Parece ter sido o bastante para termos uma campanha presidencial de Tinos. Se me quiserem considerar uma antidemocrata por achar que há candidatos presidenciais que não o deviam ser, então chamem-me antidemocrata.

Na eleição presidencial de 2006, com todos partidos a apoiarem os seus candidatos, tivemos direito a uma verdadeira campanha eleitoral presidencial: Cavaco Silva, Mário Soares, Manuel Alegre, Francisco Louçã e Jerónimo de Sousa. Um luxo! A champions league das presidenciais. É claro que o facto de Cavaco Silva ter ganho à primeira volta a estes quatro candidatos de peso da esquerda justifica o ódio mortal que esta lhe devota.

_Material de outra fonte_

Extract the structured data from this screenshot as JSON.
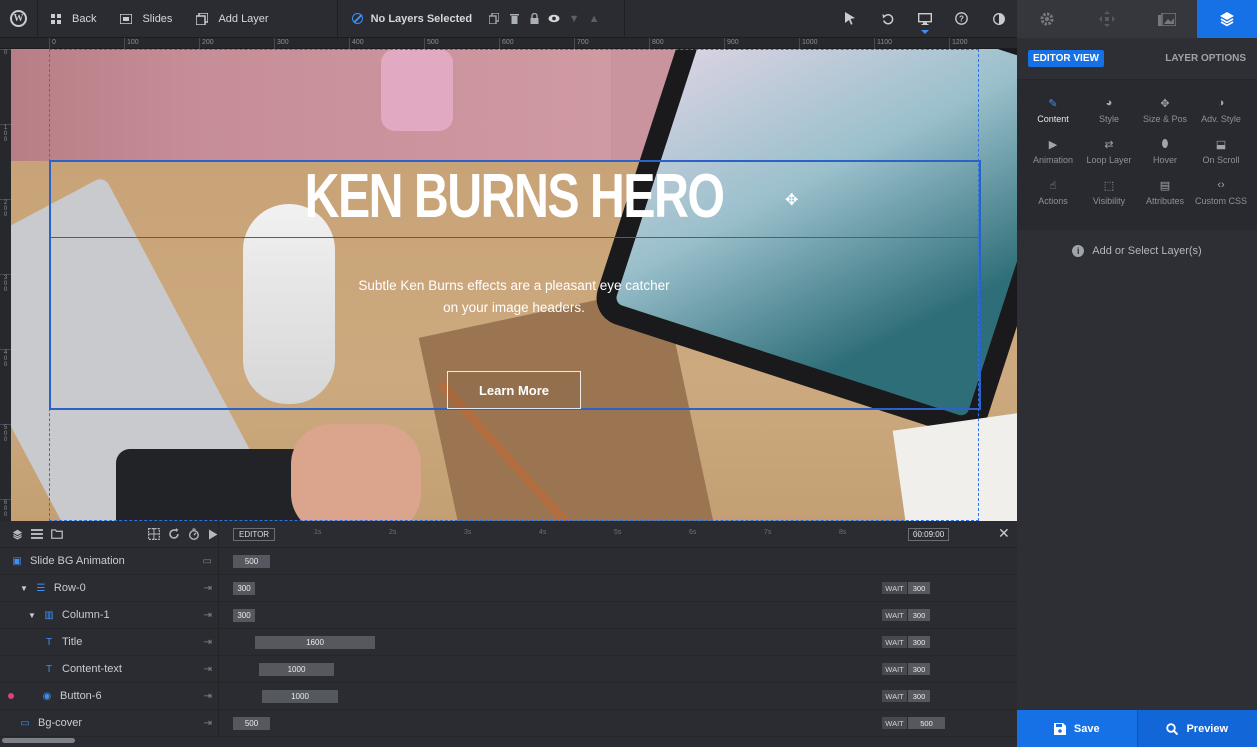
{
  "topbar": {
    "back_label": "Back",
    "slides_label": "Slides",
    "add_layer_label": "Add Layer",
    "layer_status": "No Layers Selected"
  },
  "ruler": {
    "top_ticks": [
      "0",
      "100",
      "200",
      "300",
      "400",
      "500",
      "600",
      "700",
      "800",
      "900",
      "1000",
      "1100",
      "1200"
    ],
    "left_ticks": [
      "0",
      "100",
      "200",
      "300",
      "400",
      "500",
      "600"
    ]
  },
  "slide": {
    "title": "KEN BURNS HERO",
    "subtitle_line1": "Subtle Ken Burns effects are a pleasant eye catcher",
    "subtitle_line2": "on your image headers.",
    "button_label": "Learn More"
  },
  "right_panel": {
    "editor_view_label": "EDITOR VIEW",
    "layer_options_label": "LAYER OPTIONS",
    "options": [
      {
        "label": "Content",
        "icon": "pencil-icon",
        "active": true
      },
      {
        "label": "Style",
        "icon": "palette-icon"
      },
      {
        "label": "Size & Pos",
        "icon": "move-icon"
      },
      {
        "label": "Adv. Style",
        "icon": "contrast-icon"
      },
      {
        "label": "Animation",
        "icon": "play-icon"
      },
      {
        "label": "Loop Layer",
        "icon": "loop-icon"
      },
      {
        "label": "Hover",
        "icon": "mouse-icon"
      },
      {
        "label": "On Scroll",
        "icon": "scroll-icon"
      },
      {
        "label": "Actions",
        "icon": "hand-icon"
      },
      {
        "label": "Visibility",
        "icon": "visibility-icon"
      },
      {
        "label": "Attributes",
        "icon": "file-icon"
      },
      {
        "label": "Custom CSS",
        "icon": "code-icon"
      }
    ],
    "add_select_label": "Add or Select Layer(s)",
    "save_label": "Save",
    "preview_label": "Preview"
  },
  "timeline": {
    "editor_label": "EDITOR",
    "time_marks": [
      "1s",
      "2s",
      "3s",
      "4s",
      "5s",
      "6s",
      "7s",
      "8s",
      "1("
    ],
    "current_time": "00:09:00",
    "wait_label": "WAIT",
    "rows": [
      {
        "name": "Slide BG Animation",
        "bar": "500"
      },
      {
        "name": "Row-0",
        "bar": "300",
        "wait": "300"
      },
      {
        "name": "Column-1",
        "bar": "300",
        "wait": "300"
      },
      {
        "name": "Title",
        "bar": "1600",
        "wait": "300"
      },
      {
        "name": "Content-text",
        "bar": "1000",
        "wait": "300"
      },
      {
        "name": "Button-6",
        "bar": "1000",
        "wait": "300"
      },
      {
        "name": "Bg-cover",
        "bar": "500",
        "wait": "500"
      }
    ]
  },
  "colors": {
    "accent": "#1670e6",
    "selection": "#2a62c9",
    "marker": "#e0407b"
  }
}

A história de Marcelo Rebelo de Sousa é bem conhecida de todos. É simplesmente o maior, o melhor, o mais brilhante, o mais querido comentador da TV portuguesa. Construiu a sua imagem e reputação domingo a domingo. É popular e populista.

Nos anos de chumbo da troika, Marcelo criticou muitíssimo o Governo. Essa independência valeu-lhe o remoque da moção de Passos Coelho no Coliseu, em fevereiro de 2014: não apoiaria para Presidente da República «um cata-vento».

Aqui chegados, temos a primeira perplexidade: nas primeiras eleições presidenciais sem candidatos oficiais do PS ou PSD, vemos Marcelo Rebelo de Sousa, uma das mentes mais brilhantes do país, a debater pouco e mal com candidatos que ou não lhe chegam aos calcanhares ou nem deviam lá estar.

A segunda perplexidade resulta de todos os graves problemas do país estarem ausentes da campanha. Sampaio da Nóvoa diz que é um «tempo novo». Marcelo diz que é porque somos todos amigos e não se passa nada.

A terceira perplexidade é que tudo isto acontece com uma parte da população a achar que devia ser a coligação PSD/CDS a governar porque ganhou as eleições, não se convencendo com o Governo de esquerda que lhe calhou em sorte – sem que tal facto seja sequer mencionado na campanha.

Marcelo Rebelo de Sousa construiu sozinho uma carreira política formidável na TV, não é o candidato oficial do PSD, é apenas recomendado, está a fazer uma campanha eleitoral remediada, tem uma visão de um Portugal modesto, mas unido, e recusa-se a dar conforto moral aos milhões de portugueses que votaram na coligação de direita.

Se Marcelo conseguir mobilizar uns milhões de portugueses para votarem nele nestas condições, então tem de ser considerado um dos mais brilhantes políticos portugueses, com fatais consequências na reorganização do centro-direita.

Se não conseguir, assistiremos a uma cena de crucificação. Cristo não voltará a descer à Terra para Marcelo.